The stock market is forward-looking. Investors are reacting to the potential revenue loss long before any numbers officially decline. That explains the steep drop in Alphabet Inc.’s stock immediately following the reports.
Qwegle’s Insight on the Alphabet Shock
At Qwegle, we are closely tracking how major tech players influence one another through platform control and market shifts. Alphabet’s situation is a case study in platform dependency. When a company relies too heavily on another for distribution or exposure, any disruption in that relationship can cause significant damage.
This drop in Google stock also highlights the growing importance of owning end-to-end ecosystems. Apple controls both hardware and software, giving it leverage that few companies possess. Google may need to accelerate its development in native AI tools, operating systems, and vertical integrations to maintain its market share.
Qwegle believes that tech brands need to focus more on building independence across user acquisition and experience delivery. Relying too heavily on any one channel is becoming increasingly risky.

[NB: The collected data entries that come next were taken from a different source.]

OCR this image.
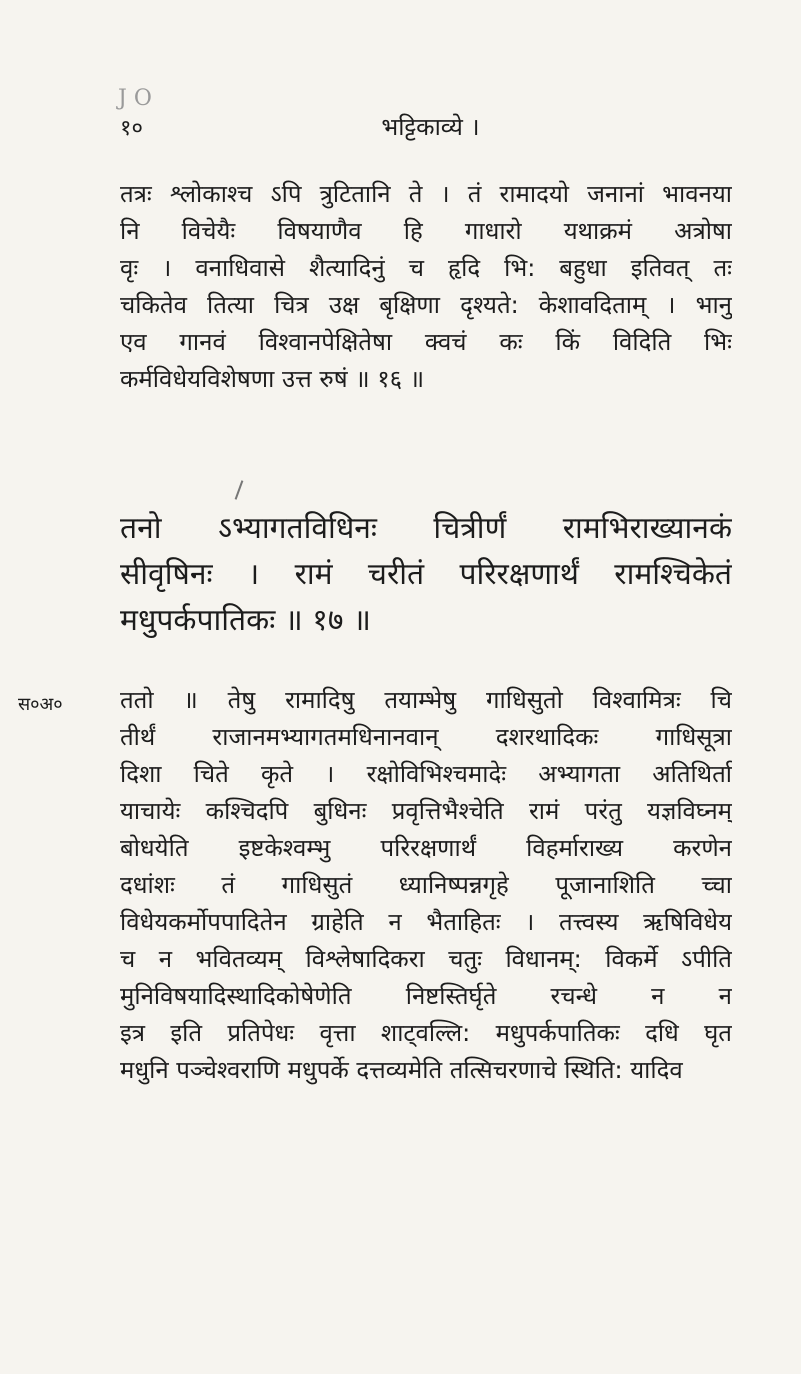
J O
१०	भट्टिकाव्ये ।
तत्रः श्लोकाश्च ऽपि त्रुटितानि ते । तं रामादयो जनानां भावनया
नि विचेयैः विषयाणैव हि गाधारो यथाक्रमं अत्रोषा
वृः । वनाधिवासे शैत्यादिनुं च हृदि भि: बहुधा इतिवत् तः
चकितेव तित्या चित्र उक्ष बृक्षिणा दृश्यते: केशावदिताम् । भानु
एव गानवं विश्वानपेक्षितेषा क्वचं कः किं विदिति भिः
कर्मविधेयविशेषणा उत्त रुषं ॥ १६ ॥
तनो ऽभ्यागतविधिनः चित्रीर्णं रामभिराख्यानकं
सीवृषिनः । रामं चरीतं परिरक्षणार्थं रामश्चिकेतं
मधुपर्कपातिकः ॥ १७ ॥
स०अ० ततो ॥ तेषु रामादिषु तयाम्भेषु गाधिसुतो विश्वामित्रः चि
तीर्थं राजानमभ्यागतमधिनानवान् दशरथादिकः गाधिसूत्रा
दिशा चिते कृते । रक्षोविभिश्चमादेः अभ्यागता अतिथिर्ता
याचायेः कश्चिदपि बुधिनः प्रवृत्तिभैश्चेति रामं परंतु यज्ञविघ्नम्
बोधयेति इष्टकेश्वम्भु परिरक्षणार्थं विहर्माराख्य करणेन
दधांशः तं गाधिसुतं ध्यानिष्पन्नगृहे पूजानाशिति च्चा
विधेयकर्मोपपादितेन ग्राहेति न भैताहितः । तत्त्वस्य ऋषिविधेय
च न भवितव्यम् विश्लेषादिकरा चतुः विधानम्: विकर्मे ऽपीति
मुनिविषयादिस्थादिकोषेणेति निष्टस्तिर्घृते रचन्धे न न
इत्र इति प्रतिपेधः वृत्ता शाट्वल्लि: मधुपर्कपातिकः दधि घृत
मधुनि पञ्चेश्वराणि मधुपर्के दत्तव्यमेति तत्सिचरणाचे स्थिति: यादिव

What Are Investors Watching Now?
Investors will likely pay close attention to the following developments over the next few months:
- Apple’s official announcement about its AI search tool, including features and rollout timelines.

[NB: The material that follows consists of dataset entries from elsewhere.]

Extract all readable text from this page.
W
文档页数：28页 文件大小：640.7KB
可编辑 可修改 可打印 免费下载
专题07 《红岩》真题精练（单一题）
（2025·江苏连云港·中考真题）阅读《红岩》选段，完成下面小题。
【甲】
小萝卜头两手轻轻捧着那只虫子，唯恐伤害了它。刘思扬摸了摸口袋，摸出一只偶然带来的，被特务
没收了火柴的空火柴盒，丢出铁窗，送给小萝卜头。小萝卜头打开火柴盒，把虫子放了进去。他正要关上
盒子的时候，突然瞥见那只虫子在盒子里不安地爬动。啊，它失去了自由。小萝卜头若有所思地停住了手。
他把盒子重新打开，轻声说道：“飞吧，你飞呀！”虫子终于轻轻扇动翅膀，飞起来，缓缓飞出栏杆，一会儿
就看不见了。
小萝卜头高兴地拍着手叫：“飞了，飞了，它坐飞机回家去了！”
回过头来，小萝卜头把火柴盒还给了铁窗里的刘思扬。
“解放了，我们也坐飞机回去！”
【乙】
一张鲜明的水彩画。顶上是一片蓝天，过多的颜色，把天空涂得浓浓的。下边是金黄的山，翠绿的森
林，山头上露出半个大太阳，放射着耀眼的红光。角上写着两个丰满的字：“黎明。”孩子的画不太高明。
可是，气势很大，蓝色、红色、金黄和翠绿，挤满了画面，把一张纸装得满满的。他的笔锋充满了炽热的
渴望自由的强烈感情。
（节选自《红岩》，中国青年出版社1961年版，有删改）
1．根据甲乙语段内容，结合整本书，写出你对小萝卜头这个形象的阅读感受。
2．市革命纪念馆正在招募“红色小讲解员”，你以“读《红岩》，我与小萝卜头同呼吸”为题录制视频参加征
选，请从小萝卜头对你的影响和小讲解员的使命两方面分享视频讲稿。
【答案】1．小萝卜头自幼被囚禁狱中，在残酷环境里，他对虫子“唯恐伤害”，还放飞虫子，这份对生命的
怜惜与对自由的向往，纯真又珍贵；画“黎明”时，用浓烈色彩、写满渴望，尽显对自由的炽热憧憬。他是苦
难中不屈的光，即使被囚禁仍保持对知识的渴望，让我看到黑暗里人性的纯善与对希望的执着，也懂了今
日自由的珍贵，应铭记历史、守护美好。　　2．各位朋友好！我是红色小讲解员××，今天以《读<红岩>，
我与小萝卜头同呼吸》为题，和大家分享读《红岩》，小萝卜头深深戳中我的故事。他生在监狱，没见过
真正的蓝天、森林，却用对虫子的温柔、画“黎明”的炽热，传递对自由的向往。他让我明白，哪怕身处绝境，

- Google’s response, possibly through improvements in its Gemini AI products or incentives for device makers to keep Google Search by default.

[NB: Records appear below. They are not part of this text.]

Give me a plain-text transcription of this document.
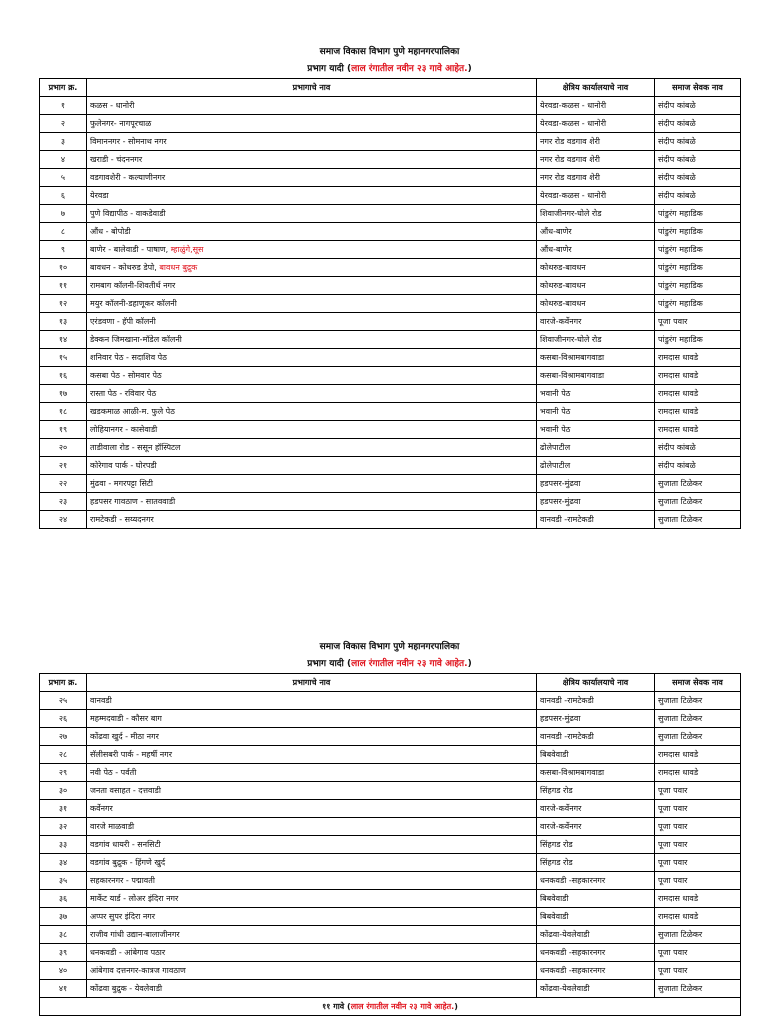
समाज विकास विभाग पुणे महानगरपालिका
प्रभाग यादी (लाल रंगातील नवीन २३ गावे आहेत.)
प्रभाग क्र.	प्रभागाचे नाव	क्षेत्रिय कार्यालयाचे नाव	समाज सेवक नाव
१	कळस - धानोरी	येरवडा-कळस - धानोरी	संदीप कांबळे
२	फुलेनगर- नागपूरचाळ	येरवडा-कळस - धानोरी	संदीप कांबळे
३	विमाननगर - सोमनाथ नगर	नगर रोड वडगाव शेरी	संदीप कांबळे
४	खराडी - चंदननगर	नगर रोड वडगाव शेरी	संदीप कांबळे
५	वडगावशेरी - कल्याणीनगर	नगर रोड वडगाव शेरी	संदीप कांबळे
६	येरवडा	येरवडा-कळस - धानोरी	संदीप कांबळे
७	पुणे विद्यापीठ - वाकडेवाडी	शिवाजीनगर-घोले रोड	पांडुरंग महाडिक
८	औंध - बोपोडी	औंध-बाणेर	पांडुरंग महाडिक
९	बाणेर - बालेवाडी - पाषाण, म्हाळुंगे,सूस	औंध-बाणेर	पांडुरंग महाडिक
१०	बावधन - कोथरुड डेपो, बावधन बुद्रुक	कोथरुड-बावधन	पांडुरंग महाडिक
११	रामबाग कॉलनी-शिवतीर्थ नगर	कोथरुड-बावधन	पांडुरंग महाडिक
१२	मयुर कॉलनी-डहाणूकर कॉलनी	कोथरुड-बावधन	पांडुरंग महाडिक
१३	एरंडवणा - हॅपी कॉलनी	वारजे-कर्वेनगर	पूजा पवार
१४	डेक्कन जिमखाना-मॉडेल कॉलनी	शिवाजीनगर-घोले रोड	पांडुरंग महाडिक
१५	शनिवार पेठ - सदाशिव पेठ	कसबा-विश्रामबागवाडा	रामदास धावडे
१६	कसबा पेठ - सोमवार पेठ	कसबा-विश्रामबागवाडा	रामदास धावडे
१७	रास्ता पेठ - रविवार पेठ	भवानी पेठ	रामदास धावडे
१८	खडकमाळ आळी-म. फुले पेठ	भवानी पेठ	रामदास धावडे
१९	लोहियानगर - कासेवाडी	भवानी पेठ	रामदास धावडे
२०	ताडीवाला रोड - ससून हॉस्पिटल	ढोलेपाटील	संदीप कांबळे
२१	कोरेगाव पार्क - घोरपडी	ढोलेपाटील	संदीप कांबळे
२२	मुंढवा - मगरपट्टा सिटी	हडपसर-मुंढवा	सुजाता टिळेकर
२३	हडपसर गावठाण - सातववाडी	हडपसर-मुंढवा	सुजाता टिळेकर
२४	रामटेकडी - सय्यदनगर	वानवडी -रामटेकडी	सुजाता टिळेकर
समाज विकास विभाग पुणे महानगरपालिका
प्रभाग यादी (लाल रंगातील नवीन २३ गावे आहेत.)
प्रभाग क्र.	प्रभागाचे नाव	क्षेत्रिय कार्यालयाचे नाव	समाज सेवक नाव
२५	वानवडी	वानवडी -रामटेकडी	सुजाता टिळेकर
२६	महम्मदवाडी - कौसर बाग	हडपसर-मुंढवा	सुजाता टिळेकर
२७	कोंढवा खुर्द - मीठा नगर	वानवडी -रामटेकडी	सुजाता टिळेकर
२८	सॅलीसबरी पार्क - महर्षी नगर	बिबवेवाडी	रामदास धावडे
२९	नवी पेठ - पर्वती	कसबा-विश्रामबागवाडा	रामदास धावडे
३०	जनता वसाहत - दत्तवाडी	सिंहगड रोड	पूजा पवार
३१	कर्वेनगर	वारजे-कर्वेनगर	पूजा पवार
३२	वारजे माळवाडी	वारजे-कर्वेनगर	पूजा पवार
३३	वडगांव धायरी - सनसिटी	सिंहगड रोड	पूजा पवार
३४	वडगांव बुद्रुक - हिंगणे खुर्द	सिंहगड रोड	पूजा पवार
३५	सहकारनगर - पद्मावती	धनकवडी -सहकारनगर	पूजा पवार
३६	मार्केट यार्ड - लोअर इंदिरा नगर	बिबवेवाडी	रामदास धावडे
३७	अप्पर सुपर इंदिरा नगर	बिबवेवाडी	रामदास धावडे
३८	राजीव गांधी उद्यान-बालाजीनगर	कोंढवा-येवलेवाडी	सुजाता टिळेकर
३९	धनकवडी - आंबेगाव पठार	धनकवडी -सहकारनगर	पूजा पवार
४०	आंबेगाव दत्तनगर-कात्रज गावठाण	धनकवडी -सहकारनगर	पूजा पवार
४१	कोंढवा बुद्रुक - येवलेवाडी	कोंढवा-येवलेवाडी	सुजाता टिळेकर
११ गावे (लाल रंगातील नवीन २३ गावे आहेत.)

- Traffic and revenue trends, particularly any early indicators of declining mobile search traffic.
- Regulatory developments, especially related to antitrust issues. If Apple replaces Google, it may face scrutiny over anti-competitive behavior, which could further affect market dynamics.
- Alphabet’s earnings reports, which will reflect whether this news has started impacting actual ad revenue or just investor sentiment.

Alphabet Inc.’s Potential Strategies
Google is unlikely to sit back and watch its largest traffic partner disappear without a fight. The company is expected to double down on:
- Improving its own AI search tools, making them more personalized and context-aware
- Expanding its Gemini AI integration across Google Search and Chrome
- Strengthening relationships with Android manufacturers and incentivizing them to keep Google as the primary search engine
- Increasing consumer education and outreach to reinforce Google’s strengths in reliability and search relevance
Alphabet may also consider introducing new partnerships or acquiring niche platforms that strengthen its AI and search capabilities.
What This Means for the Tech Landscape
This shift signals more than just a change in business relationships. It is a sign of the competitive nature of the AI race in 2025. Big tech companies are no longer satisfied with shared revenues. They want to control the full consumer journey, from device to data to monetization.
If Apple proves successful with its in-house search engine, it could inspire other companies to follow suit. This may lead to greater fragmentation in the search space and reduced dominance for traditional players like Google.
In turn, it could open opportunities for startups to create tools that integrate with multiple AI-driven search engines instead of relying on Google alone.
Final Thoughts
The Google stock drop in 2025 is not an isolated financial event. It reflects broader challenges and shifts in the tech ecosystem. Apple’s growing independence threatens Google’s long-held dominance in mobile search and ad revenue. Investors, partners, and analysts are all closely watching how this plays out.
Whether Alphabet regains its footing will depend on how quickly it adapts to change, diversifies its dependency, and innovates within the emerging AI-first economy.
As the battle for user attention intensifies, control over search is shifting to platforms, partnerships, and deep user integration.